Constructed in 1963 and extended a number of times over the years, the former Clipsal light manufacturing building had laid empty since 2009. While a knockdown rebuild may have been easier, the building’s industrial design proved ripe for a green retrofit.
Good bones for green
“When you walk into Plant 4, you know you are in an old industrial building,” says the project’s ESD consultant and Director of dsquared, Paul Davy.
Constructed at a time before air-conditioning was commonplace, the double brick façade provides great thermal mass. The saw-tooth roof and soaring ceilings flood the building with natural light and promote good air flow.
“While it’s not always the case, we usually find buildings constructed before the 1960s have good bones – with passive design elements such as great daylight access, high thermal mass and good ventilation a given,” Paul explains.
The project team was determined to maintain as much of the manufacturing character as possible. Many of the building’s industrial elements – such as cable trays and lifting hoists – have remained intact as design features, while other building elements have been repurposed into new staircases.
“Our biggest challenge was making the building code compliant in a cost effective manner,” Paul adds.
“Plant 4 had high thermal mass but limited insulation; it had fans and HVAC, but they weren’t efficient. It was a shame to throw out the old lighting, but we needed to upgrade it to ensure it met today’s benchmarks.”
Some of the existing building evaporative cooling systems and some ventilation has been reused, while new services include direct and indirect evaporative cooling systems, lighting, potable and recycled water supplies, metering and building management systems. A new 60kW PV array is also being installed on the roof.
The upgrade specifications were contracted on budget with construction work now underway.
Vintage builds vibrancy
“Adapting older buildings is not only sustainable, but it helps us create a vibrant sense of community from the get go,” says Renewal SA’s Manager Sustainability Project Delivery at Bowden, Andrew Bishop.
The architecture of Plant 4 speaks volumes about the heritage of Bowden. The urban design guidelines for Bowden specify that even new buildings must respond to the industrial heritage of the area, and new residential buildings are incorporating bricks, sleepers and timber from demolished buildings in Adelaide.
“Maintaining some of the site’s older buildings not only celebrates Bowden’s heritage, but also builds extra character in an otherwise new community,” Andrew explains.
Adaptive reuse also suits a retailing environment. The double height ceilings provide a sense of space and good ventilation, while the funky factory feel gives the retail space an additional edge.
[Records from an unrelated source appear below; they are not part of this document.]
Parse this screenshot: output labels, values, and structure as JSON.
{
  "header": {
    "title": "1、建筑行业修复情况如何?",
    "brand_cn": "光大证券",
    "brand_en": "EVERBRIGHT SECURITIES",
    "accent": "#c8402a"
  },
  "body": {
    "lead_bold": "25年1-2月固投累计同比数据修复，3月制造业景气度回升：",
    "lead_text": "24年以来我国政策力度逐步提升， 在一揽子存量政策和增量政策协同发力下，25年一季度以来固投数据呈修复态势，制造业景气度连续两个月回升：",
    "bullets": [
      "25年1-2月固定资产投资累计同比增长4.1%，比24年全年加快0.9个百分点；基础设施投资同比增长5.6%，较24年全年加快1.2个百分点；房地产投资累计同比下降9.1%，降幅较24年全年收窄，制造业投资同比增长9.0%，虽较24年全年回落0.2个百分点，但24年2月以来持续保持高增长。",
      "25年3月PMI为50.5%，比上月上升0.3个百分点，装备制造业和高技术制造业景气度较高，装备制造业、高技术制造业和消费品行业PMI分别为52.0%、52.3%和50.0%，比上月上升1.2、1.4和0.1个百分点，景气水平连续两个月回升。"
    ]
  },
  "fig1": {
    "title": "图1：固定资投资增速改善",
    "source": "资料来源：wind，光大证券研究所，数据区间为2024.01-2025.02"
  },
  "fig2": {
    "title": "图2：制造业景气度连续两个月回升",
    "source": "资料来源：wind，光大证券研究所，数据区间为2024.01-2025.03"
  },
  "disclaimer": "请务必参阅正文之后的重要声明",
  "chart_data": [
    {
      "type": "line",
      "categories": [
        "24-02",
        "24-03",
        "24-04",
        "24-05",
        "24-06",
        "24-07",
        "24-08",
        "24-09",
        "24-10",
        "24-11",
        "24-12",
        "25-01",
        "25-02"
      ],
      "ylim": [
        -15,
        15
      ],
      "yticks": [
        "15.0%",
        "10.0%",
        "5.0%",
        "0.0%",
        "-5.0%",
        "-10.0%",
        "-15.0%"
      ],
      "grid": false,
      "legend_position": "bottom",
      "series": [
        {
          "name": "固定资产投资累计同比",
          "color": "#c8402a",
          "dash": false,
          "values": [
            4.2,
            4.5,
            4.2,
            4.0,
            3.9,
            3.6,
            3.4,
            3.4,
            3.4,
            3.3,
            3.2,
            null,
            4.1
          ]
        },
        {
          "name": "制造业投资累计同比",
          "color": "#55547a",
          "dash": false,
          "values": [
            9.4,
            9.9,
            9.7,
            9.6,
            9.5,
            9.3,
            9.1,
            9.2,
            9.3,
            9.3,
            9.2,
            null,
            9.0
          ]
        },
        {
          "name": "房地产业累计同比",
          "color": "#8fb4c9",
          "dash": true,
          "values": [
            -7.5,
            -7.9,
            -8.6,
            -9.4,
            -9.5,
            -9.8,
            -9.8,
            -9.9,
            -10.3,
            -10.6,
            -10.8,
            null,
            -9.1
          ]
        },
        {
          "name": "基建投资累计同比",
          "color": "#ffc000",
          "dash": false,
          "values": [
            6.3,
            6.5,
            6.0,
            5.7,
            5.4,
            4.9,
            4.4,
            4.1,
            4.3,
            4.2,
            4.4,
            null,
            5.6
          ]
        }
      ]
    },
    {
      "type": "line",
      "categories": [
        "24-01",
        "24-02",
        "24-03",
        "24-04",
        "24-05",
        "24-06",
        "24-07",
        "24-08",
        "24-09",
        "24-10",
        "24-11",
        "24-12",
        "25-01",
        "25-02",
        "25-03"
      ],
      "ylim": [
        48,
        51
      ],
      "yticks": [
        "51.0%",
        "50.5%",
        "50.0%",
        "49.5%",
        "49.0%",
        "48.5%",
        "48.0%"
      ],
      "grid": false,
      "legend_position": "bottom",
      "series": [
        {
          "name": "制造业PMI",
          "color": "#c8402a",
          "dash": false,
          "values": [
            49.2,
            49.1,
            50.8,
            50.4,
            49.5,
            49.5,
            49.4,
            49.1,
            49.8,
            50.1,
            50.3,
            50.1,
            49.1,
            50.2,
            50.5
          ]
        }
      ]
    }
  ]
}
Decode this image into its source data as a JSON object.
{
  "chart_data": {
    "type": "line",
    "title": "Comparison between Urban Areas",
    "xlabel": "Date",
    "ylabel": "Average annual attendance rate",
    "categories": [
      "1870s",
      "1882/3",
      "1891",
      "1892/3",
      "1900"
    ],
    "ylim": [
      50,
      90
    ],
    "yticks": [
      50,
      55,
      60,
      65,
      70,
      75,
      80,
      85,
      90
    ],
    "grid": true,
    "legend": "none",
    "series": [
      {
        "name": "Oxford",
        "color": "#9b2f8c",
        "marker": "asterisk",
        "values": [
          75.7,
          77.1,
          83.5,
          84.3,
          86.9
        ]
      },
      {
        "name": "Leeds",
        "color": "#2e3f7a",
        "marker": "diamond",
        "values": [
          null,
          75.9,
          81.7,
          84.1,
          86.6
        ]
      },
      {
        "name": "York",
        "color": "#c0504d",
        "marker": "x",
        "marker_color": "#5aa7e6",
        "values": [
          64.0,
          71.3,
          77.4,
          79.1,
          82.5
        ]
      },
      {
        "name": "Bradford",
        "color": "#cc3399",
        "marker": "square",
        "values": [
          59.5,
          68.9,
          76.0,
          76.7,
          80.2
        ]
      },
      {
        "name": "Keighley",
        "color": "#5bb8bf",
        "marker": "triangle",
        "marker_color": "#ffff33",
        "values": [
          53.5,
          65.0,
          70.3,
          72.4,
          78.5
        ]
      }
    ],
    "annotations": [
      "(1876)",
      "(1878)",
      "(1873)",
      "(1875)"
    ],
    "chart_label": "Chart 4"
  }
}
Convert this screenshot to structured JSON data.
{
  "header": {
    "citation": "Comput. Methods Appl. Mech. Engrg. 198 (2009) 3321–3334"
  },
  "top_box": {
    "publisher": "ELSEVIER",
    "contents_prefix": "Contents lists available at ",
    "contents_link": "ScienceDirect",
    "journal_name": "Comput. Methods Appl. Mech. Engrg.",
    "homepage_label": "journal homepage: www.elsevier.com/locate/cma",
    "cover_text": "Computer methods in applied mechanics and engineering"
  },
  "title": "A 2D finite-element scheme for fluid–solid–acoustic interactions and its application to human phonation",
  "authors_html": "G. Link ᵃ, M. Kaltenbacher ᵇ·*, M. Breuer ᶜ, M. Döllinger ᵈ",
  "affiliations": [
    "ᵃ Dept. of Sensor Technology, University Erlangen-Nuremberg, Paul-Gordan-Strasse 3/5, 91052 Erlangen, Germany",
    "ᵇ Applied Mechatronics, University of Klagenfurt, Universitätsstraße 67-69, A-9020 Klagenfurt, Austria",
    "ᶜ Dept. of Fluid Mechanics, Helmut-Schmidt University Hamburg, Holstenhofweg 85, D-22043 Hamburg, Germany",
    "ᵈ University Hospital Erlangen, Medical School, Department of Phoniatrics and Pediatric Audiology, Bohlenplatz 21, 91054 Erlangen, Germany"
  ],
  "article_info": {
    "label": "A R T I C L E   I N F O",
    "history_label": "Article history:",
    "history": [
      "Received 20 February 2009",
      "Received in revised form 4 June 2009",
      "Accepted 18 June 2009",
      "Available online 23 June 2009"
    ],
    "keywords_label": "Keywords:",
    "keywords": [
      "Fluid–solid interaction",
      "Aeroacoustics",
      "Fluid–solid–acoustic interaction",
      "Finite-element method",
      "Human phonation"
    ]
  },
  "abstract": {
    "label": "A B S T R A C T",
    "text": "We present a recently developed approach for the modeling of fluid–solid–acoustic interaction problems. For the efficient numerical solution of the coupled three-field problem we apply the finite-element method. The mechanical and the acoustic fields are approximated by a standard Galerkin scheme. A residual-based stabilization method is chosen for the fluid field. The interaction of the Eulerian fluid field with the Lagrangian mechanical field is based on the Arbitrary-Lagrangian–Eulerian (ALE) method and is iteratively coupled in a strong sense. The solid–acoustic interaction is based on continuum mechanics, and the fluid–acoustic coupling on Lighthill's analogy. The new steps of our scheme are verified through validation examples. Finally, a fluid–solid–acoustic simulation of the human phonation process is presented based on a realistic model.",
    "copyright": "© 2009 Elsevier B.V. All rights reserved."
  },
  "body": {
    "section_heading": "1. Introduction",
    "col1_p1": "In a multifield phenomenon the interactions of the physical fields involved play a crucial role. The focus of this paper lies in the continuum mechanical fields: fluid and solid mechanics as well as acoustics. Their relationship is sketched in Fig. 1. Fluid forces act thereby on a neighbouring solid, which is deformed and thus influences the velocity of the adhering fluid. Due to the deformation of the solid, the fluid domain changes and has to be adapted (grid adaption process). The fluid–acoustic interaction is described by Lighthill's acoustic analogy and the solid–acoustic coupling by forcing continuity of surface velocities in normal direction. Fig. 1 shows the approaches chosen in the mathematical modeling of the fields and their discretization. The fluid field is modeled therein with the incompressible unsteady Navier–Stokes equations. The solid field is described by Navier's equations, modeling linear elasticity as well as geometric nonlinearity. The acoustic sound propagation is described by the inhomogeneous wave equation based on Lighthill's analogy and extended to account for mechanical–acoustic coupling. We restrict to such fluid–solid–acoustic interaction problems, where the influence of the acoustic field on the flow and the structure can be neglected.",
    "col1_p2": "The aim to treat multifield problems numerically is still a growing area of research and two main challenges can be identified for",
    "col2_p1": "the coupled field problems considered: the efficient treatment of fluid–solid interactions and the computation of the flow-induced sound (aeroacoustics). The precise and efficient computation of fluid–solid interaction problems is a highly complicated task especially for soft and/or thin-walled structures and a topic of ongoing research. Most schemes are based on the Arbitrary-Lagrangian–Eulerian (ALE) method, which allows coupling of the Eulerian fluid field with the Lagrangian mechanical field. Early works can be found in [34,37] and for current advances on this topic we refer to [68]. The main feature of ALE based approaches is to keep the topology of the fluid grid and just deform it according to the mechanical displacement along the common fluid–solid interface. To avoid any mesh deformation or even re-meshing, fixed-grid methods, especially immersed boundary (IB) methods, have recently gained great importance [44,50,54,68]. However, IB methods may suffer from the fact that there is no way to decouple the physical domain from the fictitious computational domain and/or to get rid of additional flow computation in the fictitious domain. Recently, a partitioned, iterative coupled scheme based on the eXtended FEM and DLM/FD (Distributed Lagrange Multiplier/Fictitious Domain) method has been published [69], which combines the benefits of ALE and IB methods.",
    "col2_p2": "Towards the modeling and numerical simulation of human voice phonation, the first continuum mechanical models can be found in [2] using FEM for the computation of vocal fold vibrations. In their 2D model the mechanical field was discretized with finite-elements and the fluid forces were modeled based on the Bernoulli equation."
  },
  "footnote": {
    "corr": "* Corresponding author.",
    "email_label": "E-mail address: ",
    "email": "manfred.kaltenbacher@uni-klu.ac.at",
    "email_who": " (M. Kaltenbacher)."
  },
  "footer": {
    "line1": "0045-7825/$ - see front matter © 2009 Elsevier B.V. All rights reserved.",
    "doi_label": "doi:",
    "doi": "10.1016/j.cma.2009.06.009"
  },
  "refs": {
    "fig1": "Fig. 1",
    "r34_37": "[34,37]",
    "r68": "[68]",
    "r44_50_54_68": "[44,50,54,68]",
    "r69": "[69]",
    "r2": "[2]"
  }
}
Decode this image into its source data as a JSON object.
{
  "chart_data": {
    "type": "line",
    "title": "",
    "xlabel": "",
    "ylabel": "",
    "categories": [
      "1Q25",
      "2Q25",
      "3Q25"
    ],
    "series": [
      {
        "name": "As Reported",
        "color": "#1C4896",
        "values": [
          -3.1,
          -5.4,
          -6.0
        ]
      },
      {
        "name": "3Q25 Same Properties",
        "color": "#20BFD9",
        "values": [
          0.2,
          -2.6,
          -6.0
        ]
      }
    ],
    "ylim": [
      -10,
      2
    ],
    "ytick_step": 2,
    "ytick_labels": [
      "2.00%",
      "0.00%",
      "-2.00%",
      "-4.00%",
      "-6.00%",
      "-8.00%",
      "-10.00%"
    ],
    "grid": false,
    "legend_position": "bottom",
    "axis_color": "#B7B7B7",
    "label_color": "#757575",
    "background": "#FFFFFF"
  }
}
“Bowden has been carefully designed to foster social and economic opportunities – and a vibrant built form enhances the streets, encourages dynamic local businesses and attracts the interest of locals,” Andrew adds.
Thumbs up for Green Star
Renewal SA has set a high benchmark for sustainability at Bowden. Each building on the 16.3 hectare site must achieve a 5 Star Green Star rating – or above. Renewal SA has raised the bar further by committing to achieve a Green Star – Communities rating for the entire precinct.
“We are confident that mandating Green Star for every building in Bowden will deliver better outcomes from the perspective of operating the buildings – something that is important to us and important to residents and tenants,” says Andrew.
“The Green Star framework is helping us to educate Bowden residents about sustainability, and how to best operate their homes. The advantages are clear – residents will save from having more economical buildings, and we’ll attract more residents over time.”
Paul says working with the Green Star – Design & As Built rating tool was “easy”, particularly as the major credits are outcomes-focused.
“We’ve worked on a few new builds using Design & As Built, but this was our first adaptive reuse project. We expected we’d have some feedback for the Green Star team about how the rating tool applies to an existing building – but we didn’t. I think this is a big tick for the rating tool.
“I am definitely recommending it to my clients. If you are considering using Green Star for a refurbishment or change-of-use project, I wouldn’t be concerned about using Design & As Built,” Paul adds.
As for the team at Renewal SA, they have their eyes firmly set on the future.
“We have a vision and firm commitment to achieving that vision. We understand that it will take time for people to appreciate the full value of the Green Star approach, which is why we mandated Green Star for all developments across the Bowden site.
“As more residents see the value of sustainability within their homes, they’ll start demanding it more – and that in turn will drive residential developers towards Green Star. We believe Bowden has a role to play in creating that market for Green Star,” Andrew concludes.